Chronique

Ceccarelli - Goualch - Imbert

Porgy & Bess

André Ceccarelli (dms), Pierre-Alain Goualch (p, Fender Rhodes), Diego Imbert (b) + David Linx (voc)

L’histoire du jazz regorge d’adaptations du répertoire de la musique populaire et de comédies musicales. C’est presque un mouvement naturel qui conduit les musicien.ne.s à remodeler des compositions pensées autrement pour les faire renaître sous un jour qui est le leur, celui du groove et de la pulsation. En disant cela, on pense instantanément à John Coltrane et sa version de « My Favorite Things », si personnelle qu’on finissait parfois par croire qu’il en était le compositeur… Autant dire que s’attaquer à Porgy & Bess, œuvre emblématique de George Gershwin s’il en est (qui ne connaît pas au moins « Summertime » ?), fleuron de la musique américaine déjà revisité par quelques géants (Ella Fitzgerald, Louis Armstrong, Miles Davis et Gil Evans pour n’en citer que quelques-uns) est un pari toujours risqué. Un pari que relève haut la main un trio non seulement aguerri, mais transporté par une évidente jubilation dès lors qu’il s’agit de se glisser dans les pas de ces géants. Sans aucune peur de leur part et surtout sans le moindre reproche de la nôtre !

Ces trois-là se connaissent bien, ne serait-ce que par le temps qu’ils ont déjà passé ensemble à faire vivre à leur façon la chanson française, qu’il s’agisse de celle de Serge Gainsbourg ou celle de Claude Nougaro, parfois avec l’aide d’un quatrième larron, David Linx, qui vient faire un petit tour par ici, le temps d’écrire et de chanter les paroles d’une chanson originale, « Can I Get An Amen ? ». André Ceccarelli, Pierre-Alain Goualch et Diego Imbert, une irréfutable tierce scellée par une amitié de longue date : le batteur – il est une histoire du jazz français à lui tout seul – et le pianiste ont multiplié les collaborations depuis vingt ans (en commençant par Exploring The Music Of Serge Gainsbourg en 2001) ; Goualch est quasiment inséparable du contrebassiste depuis qu’il a posé ses valises du côté de la Music Academy International de Nancy (on ne compte plus leurs collaborations, en particulier celles avec leur complice Franck Agulhon) ; tous trois se retrouvent régulièrement, selon une horloge musicale déclenchée par Le Coq et la pendule en 2009.

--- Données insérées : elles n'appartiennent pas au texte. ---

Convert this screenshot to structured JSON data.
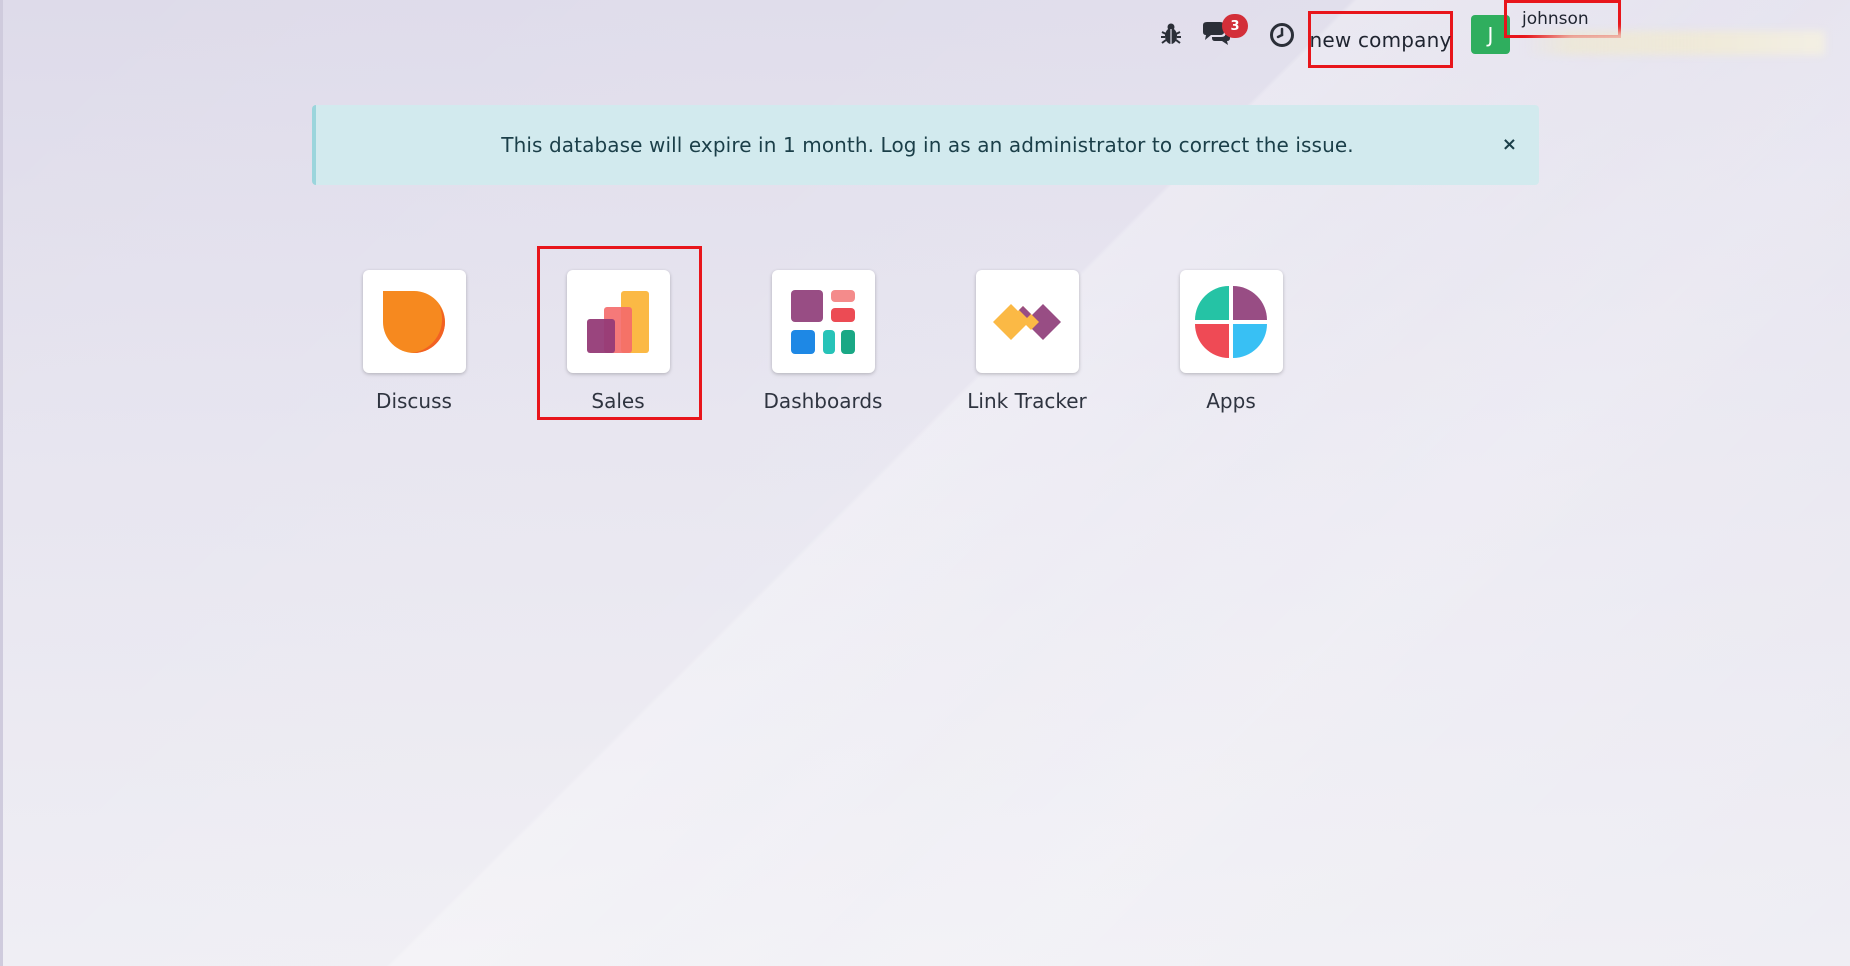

Le plus beau compliment qu’on puisse faire à ces trois musiciens serait peut-être de leur dire que, très vite, on en vient à ne plus penser à l’original. Bien sûr, on reconnaît les mélodies, on peut aussi se souvenir de l’histoire de ce mendiant (Porgy) voulant sauver celle qu’il aime (Bess) des griffes de son compagnon… Mais en réalité, ce sont la dimension fusionnelle et la verve mélodique du trio qui impressionnent et emportent l’adhésion. Une rythmique en état de grâce, totalement épanouie : les rondeurs gourmandes et fermes de la contrebasse, en connexion avec le frémissement joyeux de la batterie, font merveille. Au piano comme au Fender Rhodes, Pierre-Alain Goualch fait montre de sa sensibilité harmonique et de la fluidité de son phrasé, comme exposé en pleine lumière. Publié sur le label Trebim (anagramme du patronyme de son fondateur), Porgy & Bess est un deuxième très beau rendez-vous donné en quelques mois par Diego Imbert, après la réussite de l’émouvant Interplay en duo avec Alain Jean-Marie. Il y a beaucoup de plaisir dans cet air qu’il ne vous reste plus qu’à respirer à pleins poumons.